Getting on ‘Best’ list should not be your company’s goal
- January 28, 2012
Companies aiming to become one of the Best Places to Work in Virginia are going about it backwards, according to executives from two of the top companies from last year’s list. These executives believe that the focus should be on creating the kind of environment and culture that excites and motivates employees. Being named the top company in their category was validation that they were building the kind of organizations they wanted. The award was a critical indicator that they are working on the right things.
“It’s not about winning the award but about creating an organization that is worthy of winning the award — we focus on creating an environment that makes our associates want to come to work every day,” says Mike Mulvihill, president of Richmond public relations firm CRT/tanaka, last year’s top small company. “Our assets are our people, and we have to make sure the plant and equipment are well-oiled and finely functioning every day.”
Gary Lisota, CEO and president of Virginia Beach defense contractor Valkyrie Enterprises, echoes Mulvihill’s sentiments. Being named the top midsize company last year meant that he accomplished what he set out to do when he started the firm in 2007. Lisota‘s goal was to “focus on developing the kind of culture where my employees are proud and want to come to work.” He makes it a priority to “really get out there and walk the talk, show my team that I am interested in taking the time with my people on a human and worker level to show that I care.”
Both executives say the Best Places to Work recognition has had very positive effects on their organizations. Valkyrie uses the honor as part of its branding strategy. The Best Places to Work logo is featured in a company sign at Norfolk International Airport and is incorporated in all of its marketing handouts. The award has given Valkyrie further credibility with customers and in some cases, Lisota says, has helped it “seal the deal.”
Mulvihill agrees that the award impresses customers. “We have certainly heard a lot of positive things back from clients, though that’s not why a client hires us. They become greater champions for us within their organizations, which results in us being able to get a higher level of exposure.” CRT/tanaka is getting more inquiries from new prospects, Mulvihill says. Where before the firm might have been one of many candidates for a job, “now we are one of a few narrowed-down finalists for a project,” he says.
The executives also say the recognition has helped them attract and retain employees. “Everybody says we’re a great company to work for, but we can point to [the Best Places to Work logo],” says Lisota. “That says what our employees really say about us.” The recruitment process is immediately shortened as a result.
CRT/tanaka, meanwhile, has seen a bump in some internal employee survey scores. Mulvihill believes that “sometimes you need someone else to tell you that you are good to appreciate that you are good.” Being named the top small firm is like having a “third-party spotlight” shining on the company. The recognition has caused employees to have a greater engagement with the company, he says.

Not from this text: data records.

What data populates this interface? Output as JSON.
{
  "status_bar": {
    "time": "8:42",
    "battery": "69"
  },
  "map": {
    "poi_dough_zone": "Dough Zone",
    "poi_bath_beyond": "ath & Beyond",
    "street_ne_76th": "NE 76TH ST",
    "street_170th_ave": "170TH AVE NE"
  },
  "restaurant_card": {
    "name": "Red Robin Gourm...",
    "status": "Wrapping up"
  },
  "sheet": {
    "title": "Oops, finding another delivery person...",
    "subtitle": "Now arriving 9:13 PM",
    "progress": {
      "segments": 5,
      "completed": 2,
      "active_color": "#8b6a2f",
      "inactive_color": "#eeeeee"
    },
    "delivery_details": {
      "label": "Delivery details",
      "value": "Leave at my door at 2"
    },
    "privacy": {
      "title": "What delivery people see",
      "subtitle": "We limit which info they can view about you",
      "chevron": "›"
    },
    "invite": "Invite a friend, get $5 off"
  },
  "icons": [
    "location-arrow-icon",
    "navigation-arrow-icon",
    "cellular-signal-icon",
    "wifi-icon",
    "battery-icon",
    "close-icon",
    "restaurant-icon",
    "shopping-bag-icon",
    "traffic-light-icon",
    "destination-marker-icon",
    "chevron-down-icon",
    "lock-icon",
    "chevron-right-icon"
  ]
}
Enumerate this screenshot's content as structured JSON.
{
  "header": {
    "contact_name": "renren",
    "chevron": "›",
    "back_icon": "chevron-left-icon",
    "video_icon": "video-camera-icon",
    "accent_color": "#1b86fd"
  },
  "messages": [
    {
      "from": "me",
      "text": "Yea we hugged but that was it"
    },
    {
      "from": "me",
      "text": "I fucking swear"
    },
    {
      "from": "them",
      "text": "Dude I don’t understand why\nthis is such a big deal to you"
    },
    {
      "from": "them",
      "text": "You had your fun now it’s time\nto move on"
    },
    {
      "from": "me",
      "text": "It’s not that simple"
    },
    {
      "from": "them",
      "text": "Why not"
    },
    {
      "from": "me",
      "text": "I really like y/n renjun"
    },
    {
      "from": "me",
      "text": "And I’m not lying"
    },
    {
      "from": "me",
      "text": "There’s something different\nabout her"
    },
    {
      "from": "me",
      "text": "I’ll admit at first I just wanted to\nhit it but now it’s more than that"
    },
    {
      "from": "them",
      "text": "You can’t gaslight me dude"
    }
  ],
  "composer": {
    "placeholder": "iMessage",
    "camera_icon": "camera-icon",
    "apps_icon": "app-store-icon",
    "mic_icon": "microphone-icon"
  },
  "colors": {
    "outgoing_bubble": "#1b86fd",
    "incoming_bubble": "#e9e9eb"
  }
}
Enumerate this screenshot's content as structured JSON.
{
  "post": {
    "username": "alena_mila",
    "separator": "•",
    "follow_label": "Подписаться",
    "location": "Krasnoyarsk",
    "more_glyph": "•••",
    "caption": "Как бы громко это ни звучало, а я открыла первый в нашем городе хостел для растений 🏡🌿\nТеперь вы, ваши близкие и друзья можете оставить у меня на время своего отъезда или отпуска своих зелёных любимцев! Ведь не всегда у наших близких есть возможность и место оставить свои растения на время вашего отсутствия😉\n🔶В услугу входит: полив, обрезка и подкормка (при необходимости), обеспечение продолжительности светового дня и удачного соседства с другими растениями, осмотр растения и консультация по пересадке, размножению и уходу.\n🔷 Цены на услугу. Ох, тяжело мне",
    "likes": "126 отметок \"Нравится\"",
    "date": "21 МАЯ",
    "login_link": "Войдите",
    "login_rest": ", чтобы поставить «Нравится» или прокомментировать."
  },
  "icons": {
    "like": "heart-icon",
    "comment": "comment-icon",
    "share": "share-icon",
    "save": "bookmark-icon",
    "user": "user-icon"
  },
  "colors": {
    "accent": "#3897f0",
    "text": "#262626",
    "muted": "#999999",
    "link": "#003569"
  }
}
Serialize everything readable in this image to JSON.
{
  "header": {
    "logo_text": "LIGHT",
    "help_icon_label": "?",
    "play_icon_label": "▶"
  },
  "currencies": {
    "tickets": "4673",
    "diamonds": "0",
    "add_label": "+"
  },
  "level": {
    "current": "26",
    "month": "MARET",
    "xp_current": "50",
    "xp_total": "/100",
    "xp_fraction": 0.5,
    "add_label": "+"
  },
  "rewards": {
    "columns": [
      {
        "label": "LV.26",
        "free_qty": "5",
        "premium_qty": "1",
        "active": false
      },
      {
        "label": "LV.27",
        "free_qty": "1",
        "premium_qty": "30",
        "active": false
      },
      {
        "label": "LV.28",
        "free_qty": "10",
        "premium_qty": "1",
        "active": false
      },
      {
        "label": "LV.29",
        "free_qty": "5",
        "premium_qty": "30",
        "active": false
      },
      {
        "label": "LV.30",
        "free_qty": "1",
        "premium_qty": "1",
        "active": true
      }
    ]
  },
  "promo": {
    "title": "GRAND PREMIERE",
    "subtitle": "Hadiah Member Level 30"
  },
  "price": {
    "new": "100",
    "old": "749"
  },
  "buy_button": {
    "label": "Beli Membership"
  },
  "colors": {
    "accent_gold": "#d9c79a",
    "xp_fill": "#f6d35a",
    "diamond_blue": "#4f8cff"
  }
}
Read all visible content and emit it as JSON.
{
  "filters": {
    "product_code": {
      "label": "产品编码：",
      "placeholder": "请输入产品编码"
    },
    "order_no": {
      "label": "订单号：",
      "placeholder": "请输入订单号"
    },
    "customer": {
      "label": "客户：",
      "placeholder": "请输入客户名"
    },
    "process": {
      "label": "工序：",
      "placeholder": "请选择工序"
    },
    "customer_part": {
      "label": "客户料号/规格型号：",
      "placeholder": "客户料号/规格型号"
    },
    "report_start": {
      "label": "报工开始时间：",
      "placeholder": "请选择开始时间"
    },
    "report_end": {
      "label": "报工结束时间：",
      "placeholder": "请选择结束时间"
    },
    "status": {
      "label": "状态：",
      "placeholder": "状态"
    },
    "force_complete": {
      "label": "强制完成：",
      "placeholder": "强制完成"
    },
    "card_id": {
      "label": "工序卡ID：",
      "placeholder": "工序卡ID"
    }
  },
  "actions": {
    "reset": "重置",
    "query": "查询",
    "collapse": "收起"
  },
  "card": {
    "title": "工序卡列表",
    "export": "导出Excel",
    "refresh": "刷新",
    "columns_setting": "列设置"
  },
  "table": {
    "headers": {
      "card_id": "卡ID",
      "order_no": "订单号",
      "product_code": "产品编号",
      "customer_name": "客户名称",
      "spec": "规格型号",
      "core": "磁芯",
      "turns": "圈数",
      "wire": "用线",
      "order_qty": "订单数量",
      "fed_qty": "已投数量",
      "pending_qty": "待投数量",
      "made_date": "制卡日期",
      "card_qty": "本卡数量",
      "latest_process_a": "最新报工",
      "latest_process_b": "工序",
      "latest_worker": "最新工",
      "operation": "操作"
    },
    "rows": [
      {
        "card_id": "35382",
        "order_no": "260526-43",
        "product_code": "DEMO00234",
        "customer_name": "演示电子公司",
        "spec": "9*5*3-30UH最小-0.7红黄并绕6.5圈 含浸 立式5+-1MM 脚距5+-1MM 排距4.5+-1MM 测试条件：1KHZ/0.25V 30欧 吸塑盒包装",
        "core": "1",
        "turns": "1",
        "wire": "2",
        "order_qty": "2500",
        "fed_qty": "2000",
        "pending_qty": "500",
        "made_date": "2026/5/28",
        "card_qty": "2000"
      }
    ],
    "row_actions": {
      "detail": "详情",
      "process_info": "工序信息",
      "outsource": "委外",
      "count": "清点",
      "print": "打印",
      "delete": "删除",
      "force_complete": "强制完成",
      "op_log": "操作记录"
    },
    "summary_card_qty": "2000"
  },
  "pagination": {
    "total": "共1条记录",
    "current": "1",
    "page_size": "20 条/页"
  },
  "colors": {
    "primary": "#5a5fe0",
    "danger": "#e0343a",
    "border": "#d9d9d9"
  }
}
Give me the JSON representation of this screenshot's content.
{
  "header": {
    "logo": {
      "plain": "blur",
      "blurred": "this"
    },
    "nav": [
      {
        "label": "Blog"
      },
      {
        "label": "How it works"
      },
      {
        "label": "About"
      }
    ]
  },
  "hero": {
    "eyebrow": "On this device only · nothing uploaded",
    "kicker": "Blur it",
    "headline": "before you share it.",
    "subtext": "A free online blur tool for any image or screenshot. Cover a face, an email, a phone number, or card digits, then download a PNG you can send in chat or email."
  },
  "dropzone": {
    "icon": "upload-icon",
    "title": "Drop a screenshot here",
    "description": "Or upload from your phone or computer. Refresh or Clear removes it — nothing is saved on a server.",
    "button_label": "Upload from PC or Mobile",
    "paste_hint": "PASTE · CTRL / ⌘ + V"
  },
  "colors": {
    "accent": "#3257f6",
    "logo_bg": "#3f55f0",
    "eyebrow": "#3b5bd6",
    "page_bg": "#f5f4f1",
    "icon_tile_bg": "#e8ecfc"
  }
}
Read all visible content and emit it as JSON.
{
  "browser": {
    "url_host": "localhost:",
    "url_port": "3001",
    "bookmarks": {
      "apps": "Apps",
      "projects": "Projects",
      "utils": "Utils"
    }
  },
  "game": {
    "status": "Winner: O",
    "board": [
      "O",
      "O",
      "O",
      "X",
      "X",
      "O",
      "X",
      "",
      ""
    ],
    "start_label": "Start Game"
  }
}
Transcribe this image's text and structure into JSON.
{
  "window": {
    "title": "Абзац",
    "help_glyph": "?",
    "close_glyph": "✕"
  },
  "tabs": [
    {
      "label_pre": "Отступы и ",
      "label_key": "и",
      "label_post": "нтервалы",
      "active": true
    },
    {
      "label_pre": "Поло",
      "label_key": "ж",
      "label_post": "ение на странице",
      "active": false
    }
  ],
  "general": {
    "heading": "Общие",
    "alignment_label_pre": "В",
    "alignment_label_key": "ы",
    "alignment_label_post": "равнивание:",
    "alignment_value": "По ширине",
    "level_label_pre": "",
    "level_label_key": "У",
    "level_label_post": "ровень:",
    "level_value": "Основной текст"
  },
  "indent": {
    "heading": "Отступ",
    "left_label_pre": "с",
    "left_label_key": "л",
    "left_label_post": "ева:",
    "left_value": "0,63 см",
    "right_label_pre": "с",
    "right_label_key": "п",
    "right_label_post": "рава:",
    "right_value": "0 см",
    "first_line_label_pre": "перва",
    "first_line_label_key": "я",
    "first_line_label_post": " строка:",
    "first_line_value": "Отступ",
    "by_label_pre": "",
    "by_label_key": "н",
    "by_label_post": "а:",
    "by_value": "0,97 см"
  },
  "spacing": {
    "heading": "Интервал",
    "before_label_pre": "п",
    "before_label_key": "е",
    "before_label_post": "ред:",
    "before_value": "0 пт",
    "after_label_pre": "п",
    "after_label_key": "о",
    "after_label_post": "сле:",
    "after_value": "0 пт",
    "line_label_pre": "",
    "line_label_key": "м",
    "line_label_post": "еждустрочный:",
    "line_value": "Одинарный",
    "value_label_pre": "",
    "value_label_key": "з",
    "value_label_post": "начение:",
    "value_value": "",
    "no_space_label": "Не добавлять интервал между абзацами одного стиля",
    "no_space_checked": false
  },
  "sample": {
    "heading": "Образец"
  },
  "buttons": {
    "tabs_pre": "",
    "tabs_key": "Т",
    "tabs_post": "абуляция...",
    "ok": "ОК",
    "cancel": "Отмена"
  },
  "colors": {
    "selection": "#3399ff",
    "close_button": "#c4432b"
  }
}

So what’s in store for these companies? “We can’t stop and sit on our laurels, so we are constantly looking at how can we do things better, keep morphing the culture and create new opportunities for people to grow,” Mulvihill says. Those opportunities can include new locations, new or expanded lines of business or the acquisition of other companies. CRT/tanaka evaluates potential acquisitions from a cultural standpoint and will turn down a deal if it’s not the right fit. Not surprisingly, company executives look at what awards a potential acquisition has won.
At fast-growing Valkyrie, the job of maintaining the type of culture that garnered the Best Places to Work award “gets harder as it gets bigger,” Lisota says. He challenges company leaders to get to know each employee. Because many of his employees work on-site with a client, they have a harder time feeling connected to the company. So, Lisota invites 12 employees each month to meet him at a local pub for a talk. He has overheard his workers bragging to competitors that “we just had beers with our CEO.”
Lisota says his company has won many awards, but the Best Places to Work recognition meant more to him because it involved the opinion of his employees. Their positive response has reaffirmed his efforts to create a “home for my employees where they know we care about them.” For Valkyrie and CRT/tanaka, the Best Places to Work recognition is a means to an end but not an end in itself.